The differences can be summarised:

Accessibility: Shared memory allows direct access to a common memory space. Distributed memory requires explicit communication for data exchange.
Memory scope: Shared memory provides a global pool, while distributed memory isolates each processor’s memory.
Consistency: In shared memory, changes are immediately visible to all cores. In distributed memory, explicit synchronisation is needed to keep results consistent.
Scalability: Shared memory is limited to one node. Distributed memory scales to thousands of nodes.
Programming complexity: Shared memory models are simpler to use but harder to scale. Distributed memory models scale well but require more explicit programming.
Advantages/Disadvantages: Shared memory is easier to program , but is limited in scale and prone to synchronisation issues. Distributed memory scales to more cores, but is more complex and requires explicit data communication.

In sophisticated applications, a hybrid approach is used which combines using processes to spread the workload across multiple nodes, but uses shared-memory parallelisation on a node. This takes advantage of the scalability of distributed memory, and the efficiency of using shared-memory with threads.

Synchronisation and race conditions

Synchronisation ensures that processing units can coordinate their actions correctly, particularly when threads are accessing or modifying shared data. Without proper synchronisation, multiple threads, for example, might attempt to update the same variable simultaneously, leading to unpredictable results known as a race condition.

In a shared memory system, synchronisation mechanisms such as barriers, locks, and atomic operations are used to control access to shared data and to coordinate work. A barrier ensures that threads have reached a certain point before continuing, while locks prevent sections of code from being executed simultaneously, preventing race conditions. Atomic operations allow individual updates to shared variables without interference, meaning only one thread can update a variable at once. Proper use of these mechanisms ensures code correctness, maintaining consistent and valid results.

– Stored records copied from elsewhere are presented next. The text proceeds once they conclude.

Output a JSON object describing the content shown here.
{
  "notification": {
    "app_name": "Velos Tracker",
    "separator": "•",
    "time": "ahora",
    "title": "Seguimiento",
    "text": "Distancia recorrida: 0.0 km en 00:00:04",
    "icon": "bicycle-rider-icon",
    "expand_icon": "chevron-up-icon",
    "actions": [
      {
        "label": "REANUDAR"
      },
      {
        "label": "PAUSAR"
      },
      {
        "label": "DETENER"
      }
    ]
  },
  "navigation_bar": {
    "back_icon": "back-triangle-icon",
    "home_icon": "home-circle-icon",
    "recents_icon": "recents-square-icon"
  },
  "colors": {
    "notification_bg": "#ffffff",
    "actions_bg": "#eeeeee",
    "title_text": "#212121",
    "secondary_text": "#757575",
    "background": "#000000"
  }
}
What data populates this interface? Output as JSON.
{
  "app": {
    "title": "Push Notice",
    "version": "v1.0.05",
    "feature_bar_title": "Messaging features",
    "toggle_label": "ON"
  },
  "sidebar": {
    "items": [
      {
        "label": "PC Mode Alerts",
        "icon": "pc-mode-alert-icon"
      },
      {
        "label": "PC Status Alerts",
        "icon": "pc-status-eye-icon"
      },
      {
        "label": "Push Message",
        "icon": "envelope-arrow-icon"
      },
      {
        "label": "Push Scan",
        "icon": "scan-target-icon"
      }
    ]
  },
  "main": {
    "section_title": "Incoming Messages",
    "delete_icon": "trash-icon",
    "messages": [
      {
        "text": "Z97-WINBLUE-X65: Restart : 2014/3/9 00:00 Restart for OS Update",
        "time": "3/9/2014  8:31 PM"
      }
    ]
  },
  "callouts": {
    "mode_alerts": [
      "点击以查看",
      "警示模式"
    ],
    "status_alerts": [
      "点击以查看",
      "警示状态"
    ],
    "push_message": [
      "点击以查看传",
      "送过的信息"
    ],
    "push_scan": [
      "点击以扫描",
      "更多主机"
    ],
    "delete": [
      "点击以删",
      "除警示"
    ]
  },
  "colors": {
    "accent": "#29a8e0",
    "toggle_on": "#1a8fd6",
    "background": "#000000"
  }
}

In distributed memory systems, synchronisation is achieved by coordinating communication between processes to order the workload and manage data dependencies. Even though processes have their own private memory space, race conditions can still occur if two processes write to the same file. Effective synchronisation, whether with threads or processes, is crucial for ensuring that parallel programs produce correct, reproducible results.

Callout

Organising the painters

Imagine several painters working on the same set of walls. If each painter tries to paint the same wall at the same time without coordinating, they might overwrite each other’s work creating a mess. This is like a race condition in parallel programming, where there is simultaneous memory access modifying the same data.

To avoid this, painters might take turns for the shared wall, or divide walls so each painter works independently. In programming, mechanisms like barriers or atomic operations perform the same role: they synchronise access to shared resources.

This coordination ensures that all parts of the task progress in the right order, whether you are updating a shared variable, writing results to disk, or aggregating data.

Key Points

Parallelisation speeds up computation by dividing work across multiple processing units.
Processes use private memory and communicate information explicitly between them (distributed memory, e.g. MPI).
Threads share memory within a process and require synchronisation to prevent race conditions.
Shared memory parallelisation is simpler but limited in scale. Distributed memory scales better, but is more complex.